King says Syria refugee influx depleting Jordan

King Abdullah of Jordan.

AMMAN - King Abdullah II said Sunday the influx of hundreds of thousands of Syrian refugees is depleting Jordan's scarce natural resources, and called for international assistance to deal with the problem.

"Jordan currently hosts around 600,000 Syrian refugees - an issue that depletes our already limited resources and puts enormous pressure on our infrastructure," the king said in a speech to parliament.

"If the international community does not move quickly to help us shoulder the burdens of the Syrian crisis... Jordan is able to take measures to protect the interests of our people and country," he said without elaborating.

The monarch said that since the start of the Syria conflict, Jordan had stuck to a policy of supporting a political solution that preserves the war-hit country's unity and territorial integrity, as well security in the region.

The UN refugee agency says there are 541,025 registered Syrian refugees in Jordan, including more than 100,000 in the northern desert Zaatari camp near the border.

Jordan has repeatedly called for more international aid.

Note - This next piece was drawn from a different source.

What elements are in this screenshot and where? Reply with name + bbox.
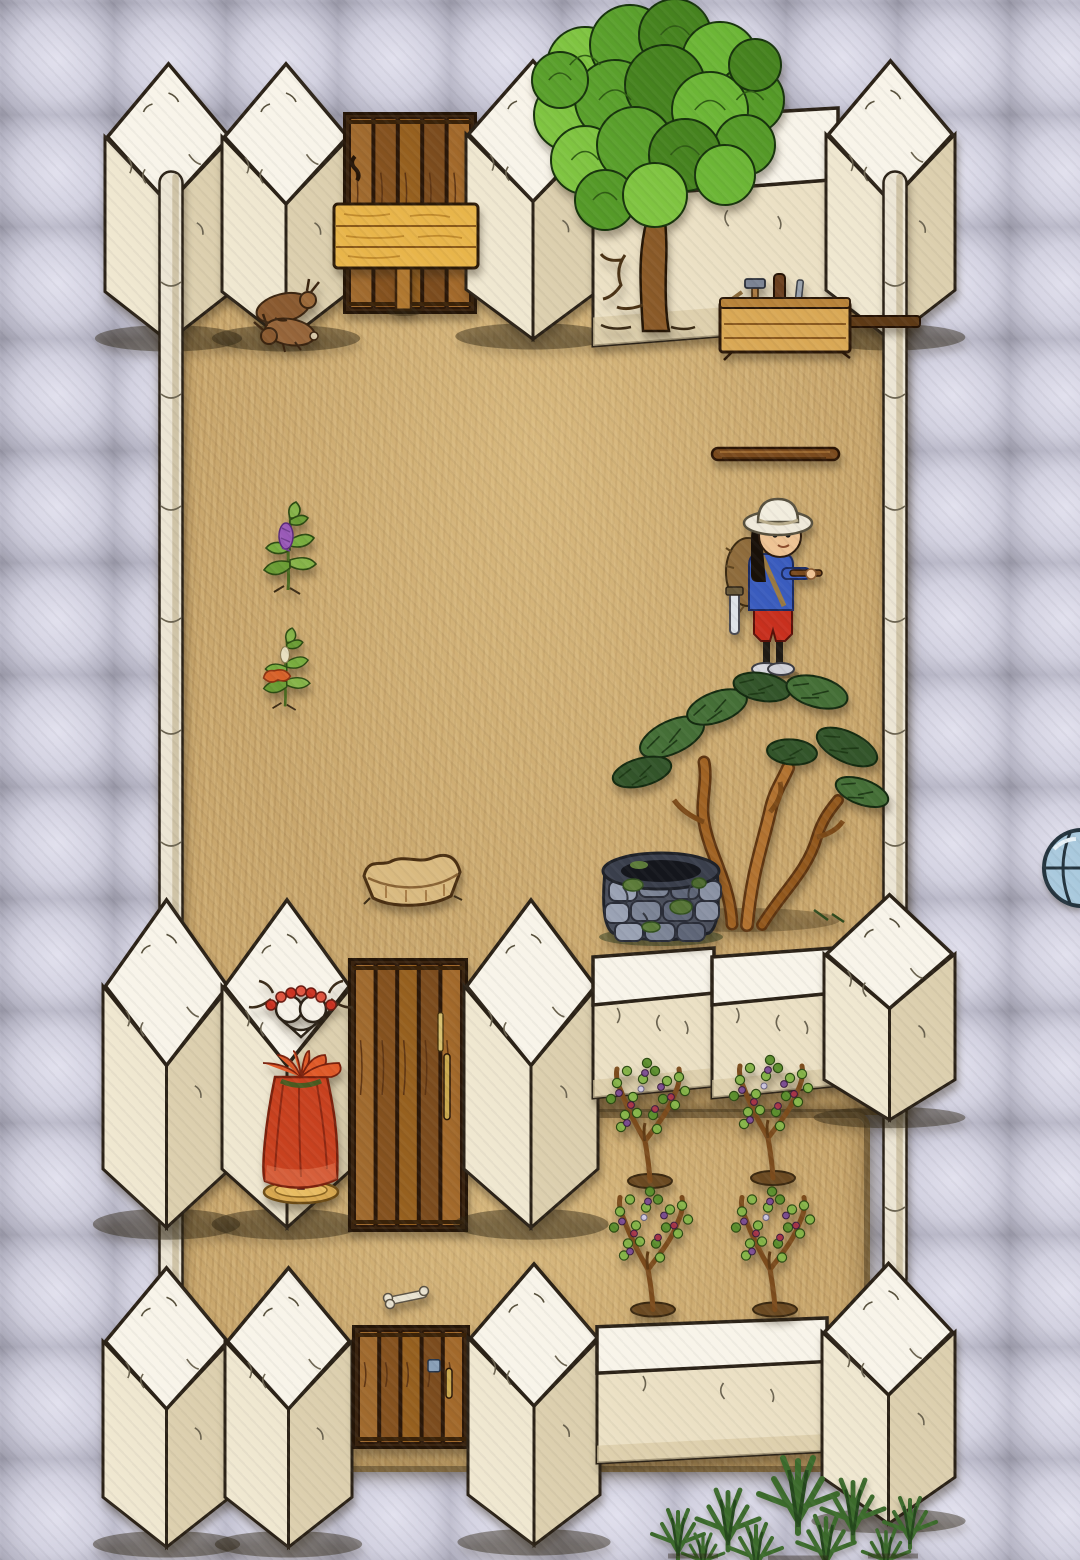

It says the growing refugee influx has placed a huge burden on already overstretched water and power supplies as well as housing and education, while unemployed Jordanians face tough competition from Syrians for jobs.

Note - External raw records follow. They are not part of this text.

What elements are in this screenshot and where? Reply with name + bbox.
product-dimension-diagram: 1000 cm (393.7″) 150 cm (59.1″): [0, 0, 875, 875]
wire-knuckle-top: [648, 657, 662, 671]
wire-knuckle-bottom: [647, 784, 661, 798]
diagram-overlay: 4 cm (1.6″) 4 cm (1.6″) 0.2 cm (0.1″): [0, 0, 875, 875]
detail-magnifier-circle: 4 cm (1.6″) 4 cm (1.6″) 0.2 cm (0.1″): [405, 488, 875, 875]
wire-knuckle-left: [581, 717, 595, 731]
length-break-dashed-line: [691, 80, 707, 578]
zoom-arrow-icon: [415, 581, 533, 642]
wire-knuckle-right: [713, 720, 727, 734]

On Thursday, Amnesty International urged world support to help Jordan and other countries hosting Syrian refugees end border restrictions on those fleeing the conflict.

More than 115,000 people have been killed and over 2.1 million forced to flee - mostly to Jordan, Lebanon, Turkey, Iraq and Egypt - since the conflict erupted after a crackdown on protests that began in March 2011 against President Bashar al-Assad.